Definition 1 of 2
Definition
A cockpit instrument needle that shows how far, and in which direction, the aircraft is off a selected navigation course. The needle's position relative to a center reference indicates lateral displacement from the chosen course, allowing the pilot to fly toward and stay on that course.
Plain English
A needle that tells you whether you are left or right of the line you want to fly, and how far off it you are. You steer toward the needle to get back on track.
Context Anchor
Seen on navigation instruments during instrument flying, especially when tracking a selected route or lining up with a runway using instruments.
Derivation
The name describes its job in plain words: it indicates (shows) deviation (how far off) from the course (the path you selected). Knowing this makes the instrument easier to interpret -- it is literally a 'how far off course' pointer.
Why Pilots Care
It enables accurate course tracking in instrument conditions where visual references are unavailable, directly affecting the ability to stay on airways and within protected airspace on approaches.
Intuition Check
A course deviation indicator does not show where the airplane’s nose is pointed.

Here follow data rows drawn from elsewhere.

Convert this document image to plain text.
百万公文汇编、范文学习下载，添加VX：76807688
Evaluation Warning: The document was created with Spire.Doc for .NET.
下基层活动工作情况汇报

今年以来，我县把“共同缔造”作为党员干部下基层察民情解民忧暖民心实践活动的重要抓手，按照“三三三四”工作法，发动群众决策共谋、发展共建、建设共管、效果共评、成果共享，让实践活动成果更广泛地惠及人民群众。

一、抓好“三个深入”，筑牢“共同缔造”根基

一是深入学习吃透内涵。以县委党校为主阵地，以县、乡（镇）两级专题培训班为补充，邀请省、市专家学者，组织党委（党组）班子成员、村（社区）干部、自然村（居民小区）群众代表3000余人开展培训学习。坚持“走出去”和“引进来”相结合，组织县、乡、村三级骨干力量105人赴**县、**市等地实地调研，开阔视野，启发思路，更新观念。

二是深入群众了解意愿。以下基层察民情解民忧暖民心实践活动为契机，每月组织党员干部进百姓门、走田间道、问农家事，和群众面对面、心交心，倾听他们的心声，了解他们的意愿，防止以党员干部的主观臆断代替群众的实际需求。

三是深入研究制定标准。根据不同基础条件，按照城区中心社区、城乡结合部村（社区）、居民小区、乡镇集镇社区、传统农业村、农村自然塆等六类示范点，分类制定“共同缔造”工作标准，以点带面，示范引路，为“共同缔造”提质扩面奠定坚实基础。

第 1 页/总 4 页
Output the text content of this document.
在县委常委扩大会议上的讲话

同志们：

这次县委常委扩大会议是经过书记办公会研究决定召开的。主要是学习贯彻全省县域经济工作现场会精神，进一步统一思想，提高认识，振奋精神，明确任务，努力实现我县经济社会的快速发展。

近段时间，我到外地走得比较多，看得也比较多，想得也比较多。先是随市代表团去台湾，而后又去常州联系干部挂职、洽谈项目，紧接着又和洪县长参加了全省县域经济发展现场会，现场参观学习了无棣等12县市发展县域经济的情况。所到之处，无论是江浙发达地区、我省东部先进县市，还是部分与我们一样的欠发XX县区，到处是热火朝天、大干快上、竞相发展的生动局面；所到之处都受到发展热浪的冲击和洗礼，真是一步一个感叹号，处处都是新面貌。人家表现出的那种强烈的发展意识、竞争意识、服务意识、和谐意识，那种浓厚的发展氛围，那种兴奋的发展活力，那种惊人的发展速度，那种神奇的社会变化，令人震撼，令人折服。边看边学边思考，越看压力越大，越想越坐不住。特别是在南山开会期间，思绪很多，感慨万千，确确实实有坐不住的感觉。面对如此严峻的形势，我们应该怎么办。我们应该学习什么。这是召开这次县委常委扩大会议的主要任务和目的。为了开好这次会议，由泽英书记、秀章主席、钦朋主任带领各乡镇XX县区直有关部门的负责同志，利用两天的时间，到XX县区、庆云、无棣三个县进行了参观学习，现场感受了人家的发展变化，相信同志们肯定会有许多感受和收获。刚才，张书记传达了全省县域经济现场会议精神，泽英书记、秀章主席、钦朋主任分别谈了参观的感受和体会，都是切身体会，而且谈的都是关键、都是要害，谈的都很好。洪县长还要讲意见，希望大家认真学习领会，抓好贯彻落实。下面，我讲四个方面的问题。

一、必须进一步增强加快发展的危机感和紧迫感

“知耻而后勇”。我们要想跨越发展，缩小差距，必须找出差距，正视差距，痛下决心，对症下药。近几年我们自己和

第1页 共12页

It shows where the selected path is relative to the airplane: if the indication is left, the path is left; if it is right, the path is right.
Example Sentence 1
After tuning the VOR, the pilot watched the course deviation indicator swing left, then turned slightly to intercept the radial.
Example Sentence 2
Full-scale deflection on the course deviation indicator meant the aircraft was outside the approach course limits.